# Can I go downtown in this streetcar?



## merquiades

Hi again.  I would like to express

Can I go downtown (to the center of town) in this streetcar?


Can I say:

Može přijet k centru v tom tramvaji?
Maybe instrumental "s timto tramvaji"

Děkuju


----------



## bibax

Mohu jet do centra touto tramvají?

More naturally:

Dostanu se do centra touto tramvají?

or

Jede tato tramvaj do centra?

Tramvaj is feminine (unlike in Russian), instrumental: touto tramvají.


----------



## Emys

V Brně jezdí šaliny.


----------



## K.u.r.t

bibax said:


> Jede tato tramvaj do centra?


This is the natural way of saying it. The others - whilst correct - sound a wee bit odd.


----------



## merquiades

K.u.r.t said:


> This is the natural way of saying it. The others - whilst correct - sound a wee bit odd.
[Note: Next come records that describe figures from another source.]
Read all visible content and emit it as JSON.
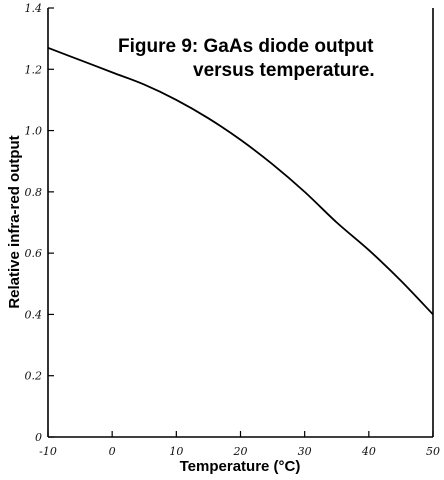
{
  "chart_data": {
    "type": "line",
    "title_line1": "Figure 9: GaAs diode output",
    "title_line2": "versus temperature.",
    "xlabel": "Temperature (°C)",
    "ylabel": "Relative infra-red output",
    "xlim": [
      -10,
      50
    ],
    "ylim": [
      0,
      1.4
    ],
    "x_ticks": [
      -10,
      0,
      10,
      20,
      30,
      40,
      50
    ],
    "x_tick_labels": [
      "-10",
      "0",
      "10",
      "20",
      "30",
      "40",
      "50"
    ],
    "y_ticks": [
      0,
      0.2,
      0.4,
      0.6,
      0.8,
      1.0,
      1.2,
      1.4
    ],
    "y_tick_labels": [
      "0",
      "0.2",
      "0.4",
      "0.6",
      "0.8",
      "1.0",
      "1.2",
      "1.4"
    ],
    "grid": false,
    "series": [
      {
        "x": [
          -10,
          -5,
          0,
          5,
          10,
          15,
          20,
          25,
          30,
          35,
          40,
          45,
          50
        ],
        "y": [
          1.27,
          1.23,
          1.19,
          1.15,
          1.1,
          1.04,
          0.97,
          0.89,
          0.8,
          0.7,
          0.61,
          0.51,
          0.4
        ]
      }
    ]
  }
}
Thank you all.  It does sound better, simple and easy to remember. Actually the English too  Is this streetcar going downtown?  Cheers!


----------



## ilocas2

The most natural sounding is "Jede tadyta tramvaj do centra?", but I don't know if the word "tadyta" is considered as Standard Czech or it's considered as colloquial.


----------



## bibax

*tady ta* is written separately; 

*tady ten, tady ta, tady to* = this here;

_Jede *tady ta* tramvaj do centra?_ = Is this here streetcar going downtown?


----------